Remember when I wrote about The Collection’s splendafrickinriffable album The Art of Dying? (Well I don’t care. (That’s what hyperlinks are for. (Forgetful punks.))) The band were so kind as to add The Harmonium Project to their tour last spring — a non-profit music venue full of world-changing potential that my friends and I run in Steubenville, OH.
They murdered the stage. We ate pancakes, Hope (clarinet) stole my copy of Kierkegaard’s Fear and Trembling (the address I wrote on the inside front-cover isn’t mine anymore, you’ll never be able to send it back, whatever, just keep it, it’s not like it’s one of the best books ever) and I maybe-too-enthusiastically proselytized David Wimbish (frontman) with a copy of The Little Flowers of St. Francis. (Also, Hayden (bass) really likes Carlos Rossi, and Tim (drums) knows too much about Ancient Jewish history.) We were all made the better for the encounter. In the midst of all this, the band recorded a video session for us in the top floor of our being-restored building — because when you’re exploding with kindness and solidarity, why the hell not.The lyrics are perfect. I hope you enjoy it so much, you pop a mind-grape:
And then I hope you share it, and tell your millionaire friends to donate their children’s inheritance to The Harmonium Project via our nifty donate button.

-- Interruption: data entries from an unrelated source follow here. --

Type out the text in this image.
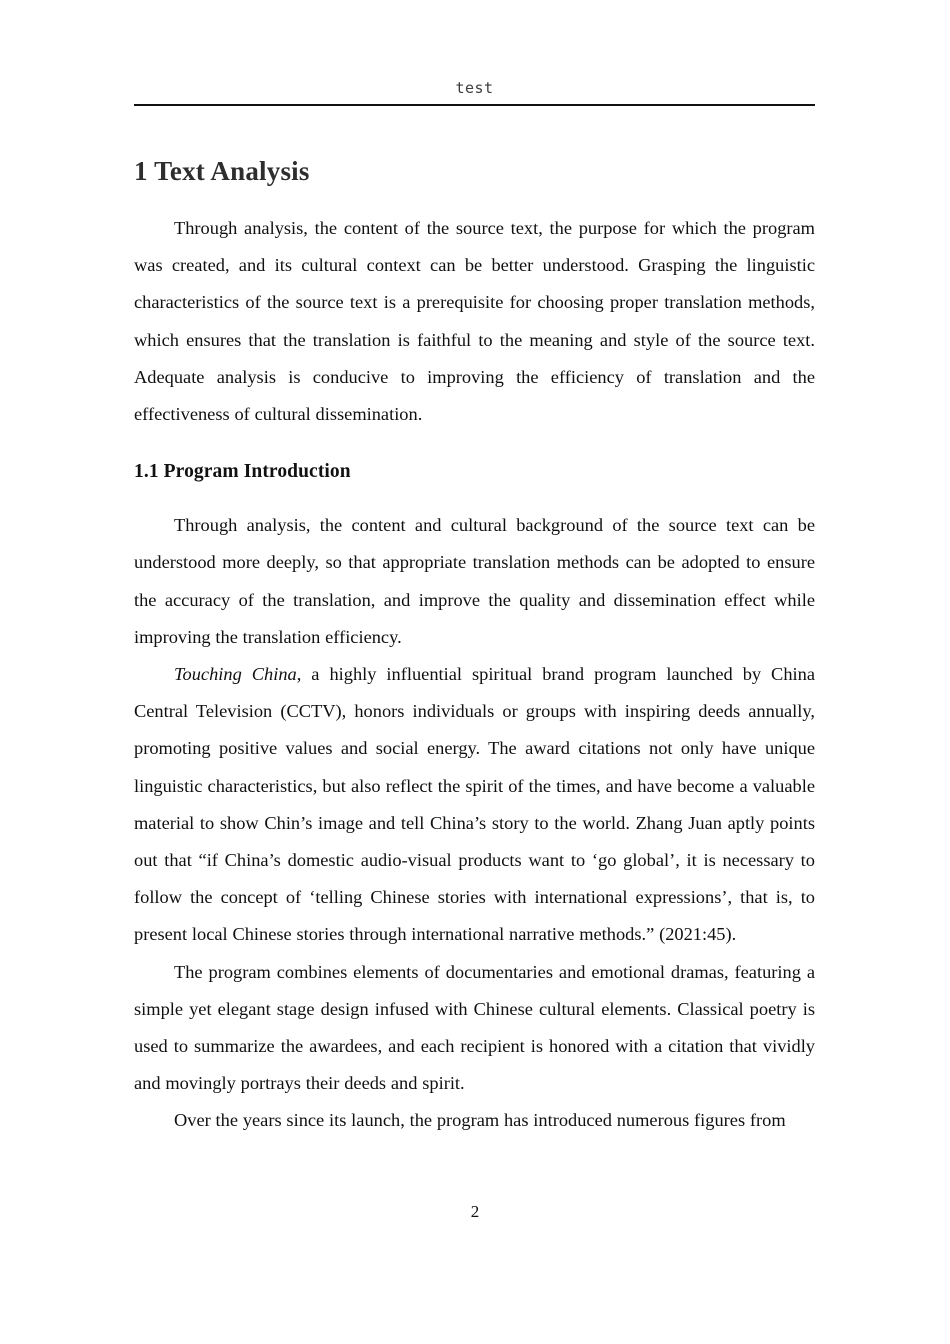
test
1 Text Analysis

Through analysis, the content of the source text, the purpose for which the program was created, and its cultural context can be better understood. Grasping the linguistic characteristics of the source text is a prerequisite for choosing proper translation methods, which ensures that the translation is faithful to the meaning and style of the source text. Adequate analysis is conducive to improving the efficiency of translation and the effectiveness of cultural dissemination.

1.1 Program Introduction

Through analysis, the content and cultural background of the source text can be understood more deeply, so that appropriate translation methods can be adopted to ensure the accuracy of the translation, and improve the quality and dissemination effect while improving the translation efficiency.

Touching China, a highly influential spiritual brand program launched by China Central Television (CCTV), honors individuals or groups with inspiring deeds annually, promoting positive values and social energy. The award citations not only have unique linguistic characteristics, but also reflect the spirit of the times, and have become a valuable material to show Chin’s image and tell China’s story to the world. Zhang Juan aptly points out that “if China’s domestic audio-visual products want to ‘go global’, it is necessary to follow the concept of ‘telling Chinese stories with international expressions’, that is, to present local Chinese stories through international narrative methods.” (2021:45).

The program combines elements of documentaries and emotional dramas, featuring a simple yet elegant stage design infused with Chinese cultural elements. Classical poetry is used to summarize the awardees, and each recipient is honored with a citation that vividly and movingly portrays their deeds and spirit.

Over the years since its launch, the program has introduced numerous figures from

2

Video credit goes to Paper Lantern Productions, whose main man is working with Dynamic Catholic this summer, and whose media work is just better than yours — seriously, they get to take pictures of Shakey Graves and twenty one pilots and pretty people getting married while we just eat cheetos and send snapchats of our best impression of a human thumb.
Wimbish, by the byes, has a heartbreakingly good EP entitled “On Separation.” You should give it a gander, or 12.